Local media has been carrying virtual death notices for the club, recounting its existence and glory years. Newspaper Dagens Næringsliv (DN), for example, noted how Smuget first opened in Kirkegata downtown in May 1985, and expanded when it moved to its longtime location on Rosenkrantzgaten in 1992.

It was founded by Eva Mellquist and Gunnar Simonsen who ran it during the late 1980s and 1990s as a real club that attracted more than 14,000 members.

They had earlier run a music club in Drøbak called Pingvinen (The Penguin) and opened an outlet in Oslo as well, where the Sex Pistols held their legendary concert in 1977. By the early 1980s they were running several clubs in Oslo, but dreamed of starting one from scratch that they’d frequent themselves, and built up membership through their friends.

“We offered them a place where they’d always be able to meet someone they knew,” Mellquist told newspaper DN over the weekend. “We wanted a ban on ties and photos.”
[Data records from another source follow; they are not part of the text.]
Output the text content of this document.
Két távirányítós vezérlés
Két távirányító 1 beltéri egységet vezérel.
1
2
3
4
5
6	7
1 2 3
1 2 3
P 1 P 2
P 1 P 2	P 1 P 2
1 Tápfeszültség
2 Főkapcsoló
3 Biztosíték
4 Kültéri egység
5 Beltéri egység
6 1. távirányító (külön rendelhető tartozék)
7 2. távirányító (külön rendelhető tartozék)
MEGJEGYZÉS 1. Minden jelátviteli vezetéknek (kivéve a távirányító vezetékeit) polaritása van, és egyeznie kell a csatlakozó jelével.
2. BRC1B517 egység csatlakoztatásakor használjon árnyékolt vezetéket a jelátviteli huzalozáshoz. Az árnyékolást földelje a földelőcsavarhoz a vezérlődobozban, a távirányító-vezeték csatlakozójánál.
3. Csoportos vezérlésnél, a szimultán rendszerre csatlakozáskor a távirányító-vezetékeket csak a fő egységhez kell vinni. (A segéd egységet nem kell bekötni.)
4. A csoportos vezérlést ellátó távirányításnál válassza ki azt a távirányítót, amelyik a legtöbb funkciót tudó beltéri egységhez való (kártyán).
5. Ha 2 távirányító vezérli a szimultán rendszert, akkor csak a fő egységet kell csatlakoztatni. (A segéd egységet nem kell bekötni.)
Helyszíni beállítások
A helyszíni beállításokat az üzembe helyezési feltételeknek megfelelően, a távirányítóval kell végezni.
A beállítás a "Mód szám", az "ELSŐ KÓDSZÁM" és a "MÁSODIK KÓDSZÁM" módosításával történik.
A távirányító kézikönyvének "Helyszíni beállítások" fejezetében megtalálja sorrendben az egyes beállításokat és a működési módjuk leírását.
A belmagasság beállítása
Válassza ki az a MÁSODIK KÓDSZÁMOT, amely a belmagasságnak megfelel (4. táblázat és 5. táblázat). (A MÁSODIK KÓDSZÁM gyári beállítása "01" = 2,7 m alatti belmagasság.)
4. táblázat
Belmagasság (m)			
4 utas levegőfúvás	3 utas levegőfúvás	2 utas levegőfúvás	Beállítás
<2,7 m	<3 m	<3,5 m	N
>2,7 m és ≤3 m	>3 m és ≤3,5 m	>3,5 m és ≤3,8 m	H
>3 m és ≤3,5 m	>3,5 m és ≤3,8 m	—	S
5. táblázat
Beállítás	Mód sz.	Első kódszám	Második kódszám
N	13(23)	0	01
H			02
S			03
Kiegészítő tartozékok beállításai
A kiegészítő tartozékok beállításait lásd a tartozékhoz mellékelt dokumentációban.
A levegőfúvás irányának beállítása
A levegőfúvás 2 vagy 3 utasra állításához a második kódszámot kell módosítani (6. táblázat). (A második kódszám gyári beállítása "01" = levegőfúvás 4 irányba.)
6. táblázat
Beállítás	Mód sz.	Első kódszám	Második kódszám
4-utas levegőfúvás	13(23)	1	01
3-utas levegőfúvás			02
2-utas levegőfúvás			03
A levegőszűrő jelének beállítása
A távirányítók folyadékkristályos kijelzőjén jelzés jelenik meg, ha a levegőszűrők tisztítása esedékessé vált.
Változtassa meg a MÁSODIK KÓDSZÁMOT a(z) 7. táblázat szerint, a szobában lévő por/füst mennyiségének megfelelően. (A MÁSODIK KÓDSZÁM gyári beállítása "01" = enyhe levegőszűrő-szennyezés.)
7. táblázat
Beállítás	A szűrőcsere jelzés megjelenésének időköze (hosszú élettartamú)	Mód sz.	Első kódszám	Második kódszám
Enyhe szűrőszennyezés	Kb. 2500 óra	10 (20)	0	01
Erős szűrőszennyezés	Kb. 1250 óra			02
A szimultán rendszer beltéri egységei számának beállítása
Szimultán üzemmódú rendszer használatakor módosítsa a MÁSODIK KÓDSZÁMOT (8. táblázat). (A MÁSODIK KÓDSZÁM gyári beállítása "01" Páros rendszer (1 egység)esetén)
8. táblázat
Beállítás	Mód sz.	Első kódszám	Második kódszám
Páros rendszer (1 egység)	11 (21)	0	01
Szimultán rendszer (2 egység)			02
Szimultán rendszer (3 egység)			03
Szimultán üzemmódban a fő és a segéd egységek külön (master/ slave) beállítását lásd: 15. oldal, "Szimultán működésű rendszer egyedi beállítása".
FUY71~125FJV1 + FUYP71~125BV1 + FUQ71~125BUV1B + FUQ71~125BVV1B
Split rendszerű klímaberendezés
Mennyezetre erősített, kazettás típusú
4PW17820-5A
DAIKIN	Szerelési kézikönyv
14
As many as 700 concerts and cultural events were held every year at Smuget, which attracted its fair share of celebrities because of its café, food served all night, several stages, its own disco and discretion regarding members’ private lives. Mellquist recalled how Bruce Springsteen wandered in completely alone one night, and spent the evening watching a concert from the sound man’s booth. Other names in her guest book include Harry Belafonte, Eric Clapton, Bonnie Tyler and Alice Cooper among others. Frequent local guests and members read like a who’s who of the Norwegian music scene, including Lars Lillo Stenberg, Steinar Albrigtsen, Ole Paus and current government minister for culture, Trond Giske.

Mellquist sold to new owners a few years after Simonsen died in 2000 and now the company running the club is bankrupt. DN reported that they suffered losses during the finance crisis, that Oslo’s nightclub scene has changed, that musicians perform other places, and noted that Mellquist no longer sat at the front door collecting entry fees or checking membership cards.